Let $$\displaystyle \Omega \subset \mathbb{R}^n$$ be a bounded set with smooth boundary. Assume that $$\displaystyle u_1$$ and $$\displaystyle u_2$$ are $$\displaystyle C^2(\overline{\Omega})$$ and that they satisfy:

$$\displaystyle -\Delta u_1=f$$ in $$\displaystyle \Omega$$
$$\displaystyle u_1(x)=g_1(x)$$ on $$\displaystyle \partial \Omega$$

and

$$\displaystyle -\Delta u_2=f$$ in $$\displaystyle \Omega$$
$$\displaystyle u_2(x)=g_2(x)$$ on $$\displaystyle \partial \Omega$$

where $$\displaystyle f, \ g_1$$ and $$\displaystyle g_2$$ are continuous functions.

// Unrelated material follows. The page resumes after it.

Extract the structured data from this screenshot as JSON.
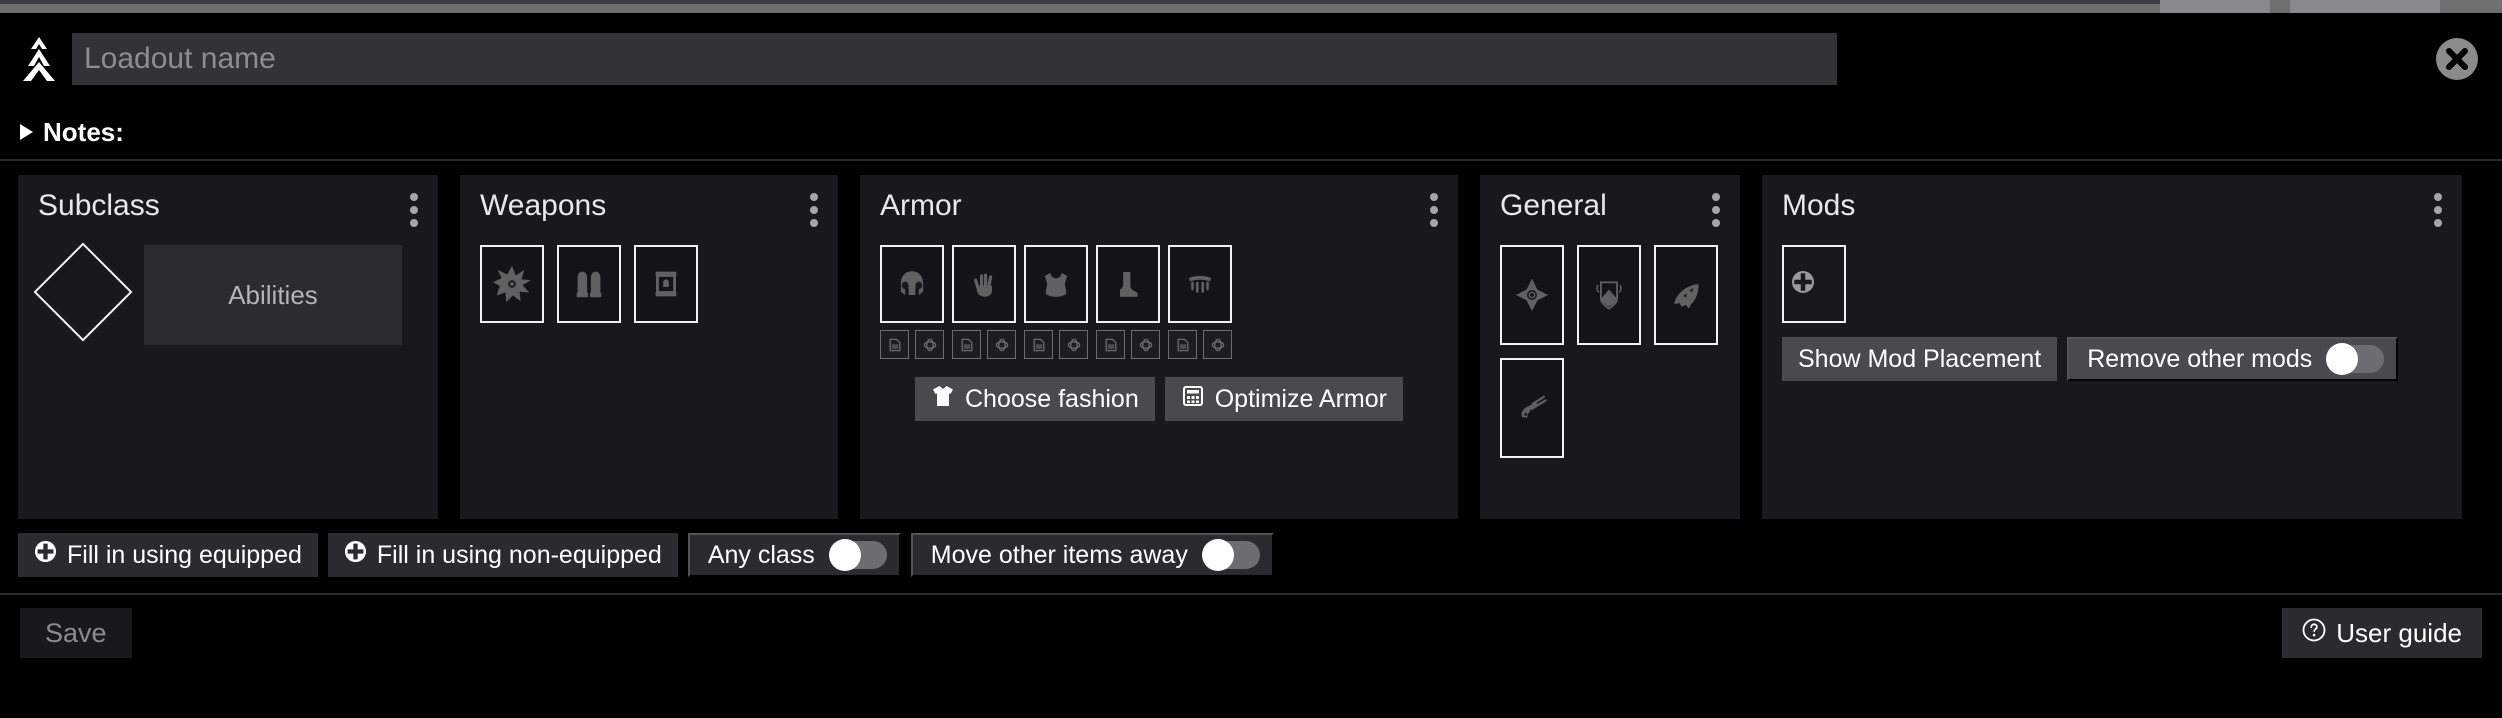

Assume that $$\displaystyle g_1(x) \leq g_2(x)$$ for $$\displaystyle x$$ on $$\displaystyle \partial \Omega$$. Prove that

$$\displaystyle u_1(x) \leq u_2(x)$$ for $$\displaystyle x \in \Omega$$

State any theorems used in the proof.
By the maximum principle I know that $$\displaystyle u_1(x)$$ attains it's maximum on the boundary. Hence I know that the maximum of $$\displaystyle u_1(x)$$ and $$\displaystyle u_2(x)$$ are $$\displaystyle g_1(x)$$ and $$\displaystyle g_2(x)$$ respectively.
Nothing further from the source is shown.